Cycling apparel can be split into two different categories: one category of gear will draw wide-eyed stares and will have mothers covering their childrens’ eyes if you wear it anytime you’re off the bike, and the other category will blend into normal, everyday life and serve many purposes. Thankfully, more and more mountain biking gear, such as the Hincapie Soigner Jacket, is falling into the second category.
The Soigner jacket is constructed using Body Thermal Dry fabric and fleece insulation. The jacket features two zippered hand pockets and a zippered chest pocket, but forgoes the classic rear cycling pockets.
Out on the Trail
With such a simple spec list and low-key design, you’d be forgiven for not realizing that this is a cycling jacket. And honestly, that’s a good thing: not only will this jacket perform on the bike, but it will look… well, normal when running errands on the cruiser or chilling at the bar.
But as might be painfully obvious from previous articles, I’m not a food blogger. I’m a mountain bike journalist. So, how did this jacket perform on the bike?
I’ve used the Soigner both with and without a long sleeve base layer, and with this long sleeve base layer I was comfortable when pedaling down into the mid-20s.
However, at temps in the 20s, once I reached the top of my climb and turned around to come down, the Soigner was quite chilly. While the fleece lined interior is comfortable and snuggly-warm, the jacket doesn’t have any wind-blocking technology incorporated into the fabric. So while I felt great when climbing or rolling along mellow trails, descending a mountain pass on the fat bike was cold. For those types of rides, I’d simply ride up in the Soigner, and then toss my rain jacket on before the descent. Adding a wind blocking outer layer was all I needed to stay warm.
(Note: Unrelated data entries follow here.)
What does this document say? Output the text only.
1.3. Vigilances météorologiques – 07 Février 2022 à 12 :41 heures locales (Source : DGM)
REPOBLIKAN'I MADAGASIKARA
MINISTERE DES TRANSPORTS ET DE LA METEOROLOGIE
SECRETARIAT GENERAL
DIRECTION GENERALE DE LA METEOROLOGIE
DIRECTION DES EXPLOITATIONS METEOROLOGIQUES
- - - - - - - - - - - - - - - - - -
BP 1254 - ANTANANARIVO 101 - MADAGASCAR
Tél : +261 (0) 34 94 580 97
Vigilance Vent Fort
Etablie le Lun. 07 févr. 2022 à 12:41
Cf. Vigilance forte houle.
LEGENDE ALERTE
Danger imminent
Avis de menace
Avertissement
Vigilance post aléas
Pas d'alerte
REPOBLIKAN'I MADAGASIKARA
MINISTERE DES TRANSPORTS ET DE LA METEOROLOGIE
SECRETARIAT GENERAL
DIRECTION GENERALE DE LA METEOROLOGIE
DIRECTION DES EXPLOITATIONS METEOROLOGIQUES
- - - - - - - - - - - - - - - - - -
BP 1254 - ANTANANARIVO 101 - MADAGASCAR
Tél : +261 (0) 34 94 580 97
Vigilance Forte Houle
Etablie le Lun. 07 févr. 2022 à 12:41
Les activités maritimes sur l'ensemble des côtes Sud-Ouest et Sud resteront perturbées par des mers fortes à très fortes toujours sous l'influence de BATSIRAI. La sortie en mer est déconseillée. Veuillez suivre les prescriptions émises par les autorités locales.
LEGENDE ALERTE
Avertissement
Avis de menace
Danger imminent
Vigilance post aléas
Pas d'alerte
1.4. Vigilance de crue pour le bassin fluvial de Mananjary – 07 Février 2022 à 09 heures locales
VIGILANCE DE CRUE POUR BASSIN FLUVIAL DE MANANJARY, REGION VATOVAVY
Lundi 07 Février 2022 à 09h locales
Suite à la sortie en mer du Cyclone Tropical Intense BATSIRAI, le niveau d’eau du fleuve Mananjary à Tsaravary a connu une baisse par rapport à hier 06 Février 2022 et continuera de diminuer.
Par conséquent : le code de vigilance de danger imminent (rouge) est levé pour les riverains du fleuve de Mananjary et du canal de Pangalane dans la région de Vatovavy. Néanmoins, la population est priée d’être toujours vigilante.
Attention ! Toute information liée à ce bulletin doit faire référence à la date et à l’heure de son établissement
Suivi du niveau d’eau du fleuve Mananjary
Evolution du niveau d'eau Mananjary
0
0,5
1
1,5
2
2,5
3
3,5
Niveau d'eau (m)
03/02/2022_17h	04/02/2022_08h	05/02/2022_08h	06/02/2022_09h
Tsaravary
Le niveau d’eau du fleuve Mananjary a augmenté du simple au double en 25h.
Let’s be honest, though: temps in the mid-20s are pretty mild for winter riding. As a result, I’d recommend this jacket as more of a spring/fall jacket for most of the country, or a winter jacket for places like the Southeast, California, etc. I found it to perform best on its own in the 30s and 40s, considering the lack of wind blocking technology.
While I’m not likely to continue using the Soigner in the winter, this is the perfect jacket for fall/spring riding here in Colorado. Also, it’s great for pedaling around town, running errands, and not getting sideways, scandalized looks in the grocery store due to revealing cycling clothing. And when you consider the price (less than some short sleeved jerseys), it’s hard to say no.
Thanks to Hincapie for providing the Soigner Jacket for review.